Selain mengelola harian Merdeka, diam-diam Jawa Pos juga sempat membantu eks karyawan majalah Tempo yang tidak mau bergabung dengan Gatra yang didirikan oleh pengusaha Bob Hasan, kroni Presiden Soeharto, setelah Tempo dibredel 1994. PT Grafiti Pers, penerbit Tempo, membeli dan menghidupkan majalah Detektif & Romantika. Majalah kriminal dan seks itu diubah menjadi sebuah majalah berita mingguan mirip Tempo. Nama disingkat menjadi D&R. Slogan pun diubah jadi "demokrasi dan reformasi". Lantaran majalah ini sering mengkritik Orde Baru, pemerintah lalu mencari-cari jalan agar D&R tidak bisa terbit. Dipersoalkanlah berbagai segi, mulai wartawannya yang bukan anggota Persatuan Wartawan Indonesia, satu-satunya organisasi resmi wartawan zaman Soeharto, hingga soal siapa sebenarnya pengelola D&R.
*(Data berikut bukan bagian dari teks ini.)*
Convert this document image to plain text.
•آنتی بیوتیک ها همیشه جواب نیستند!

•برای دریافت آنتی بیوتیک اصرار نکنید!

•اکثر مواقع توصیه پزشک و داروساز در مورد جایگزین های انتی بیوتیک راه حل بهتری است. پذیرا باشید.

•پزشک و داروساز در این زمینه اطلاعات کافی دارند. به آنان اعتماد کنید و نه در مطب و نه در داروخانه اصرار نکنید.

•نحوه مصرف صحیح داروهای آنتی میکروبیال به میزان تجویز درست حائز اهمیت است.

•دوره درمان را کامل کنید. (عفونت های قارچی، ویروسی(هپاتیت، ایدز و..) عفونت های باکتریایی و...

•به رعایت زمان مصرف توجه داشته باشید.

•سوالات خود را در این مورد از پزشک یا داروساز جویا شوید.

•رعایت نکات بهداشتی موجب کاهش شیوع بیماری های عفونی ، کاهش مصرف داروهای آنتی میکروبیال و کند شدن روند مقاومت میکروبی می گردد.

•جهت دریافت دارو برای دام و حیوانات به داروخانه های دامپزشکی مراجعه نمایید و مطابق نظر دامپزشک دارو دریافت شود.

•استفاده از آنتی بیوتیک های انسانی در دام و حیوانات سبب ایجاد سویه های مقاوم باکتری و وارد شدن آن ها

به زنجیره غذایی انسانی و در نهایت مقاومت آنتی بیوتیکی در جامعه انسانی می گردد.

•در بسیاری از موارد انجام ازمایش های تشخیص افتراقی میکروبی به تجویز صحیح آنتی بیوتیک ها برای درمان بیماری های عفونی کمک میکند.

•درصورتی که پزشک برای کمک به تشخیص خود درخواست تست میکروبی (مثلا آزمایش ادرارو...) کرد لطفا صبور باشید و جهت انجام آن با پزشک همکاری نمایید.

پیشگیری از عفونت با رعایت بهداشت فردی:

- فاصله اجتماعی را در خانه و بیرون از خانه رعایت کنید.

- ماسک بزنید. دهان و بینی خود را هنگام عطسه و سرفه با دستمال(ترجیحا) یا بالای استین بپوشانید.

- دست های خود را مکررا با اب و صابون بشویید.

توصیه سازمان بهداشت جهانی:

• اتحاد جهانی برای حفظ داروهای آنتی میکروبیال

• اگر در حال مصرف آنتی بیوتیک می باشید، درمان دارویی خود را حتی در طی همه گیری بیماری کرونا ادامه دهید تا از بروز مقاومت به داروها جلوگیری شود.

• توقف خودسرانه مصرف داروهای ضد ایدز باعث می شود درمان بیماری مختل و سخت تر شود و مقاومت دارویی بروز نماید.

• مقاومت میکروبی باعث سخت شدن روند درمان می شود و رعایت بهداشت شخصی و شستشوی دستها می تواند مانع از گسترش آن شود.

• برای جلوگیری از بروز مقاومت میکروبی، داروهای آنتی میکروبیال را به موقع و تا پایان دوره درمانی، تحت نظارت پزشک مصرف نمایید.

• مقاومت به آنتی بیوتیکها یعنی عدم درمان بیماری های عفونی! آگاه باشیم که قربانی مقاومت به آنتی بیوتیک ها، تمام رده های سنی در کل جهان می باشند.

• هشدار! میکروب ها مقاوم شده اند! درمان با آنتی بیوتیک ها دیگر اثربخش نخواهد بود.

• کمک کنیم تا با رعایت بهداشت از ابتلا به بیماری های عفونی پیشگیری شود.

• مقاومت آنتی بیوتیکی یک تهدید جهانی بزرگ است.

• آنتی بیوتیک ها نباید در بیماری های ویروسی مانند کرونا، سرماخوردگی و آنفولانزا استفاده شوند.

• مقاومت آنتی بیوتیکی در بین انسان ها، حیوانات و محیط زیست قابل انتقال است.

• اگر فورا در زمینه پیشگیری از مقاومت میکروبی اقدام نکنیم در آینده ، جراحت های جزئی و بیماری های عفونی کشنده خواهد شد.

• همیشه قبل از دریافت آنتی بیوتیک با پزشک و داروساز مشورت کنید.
PT Grafiti Pers lalu mengoperkan D&R kepada Jawa Pos dan menunjuk Margiono sebagai pemimpin redaksinya. Malang bagi Margiono, begitu namanya dipajang di D&R, muncullah kulit majalah yang menghebohkan itu: gambar kartu remi king berwajah Presiden Soeharto yang dibolak-balik. Akibatnya, Margiono yang tidak tahu-menahu soal itu, berurusan dengan kepolisian, dan berhari-hari menjalani pemeriksaan. Untunglah, pemerintah Soeharto keburu jatuh sehingga urusan D&R selesai begitu saja.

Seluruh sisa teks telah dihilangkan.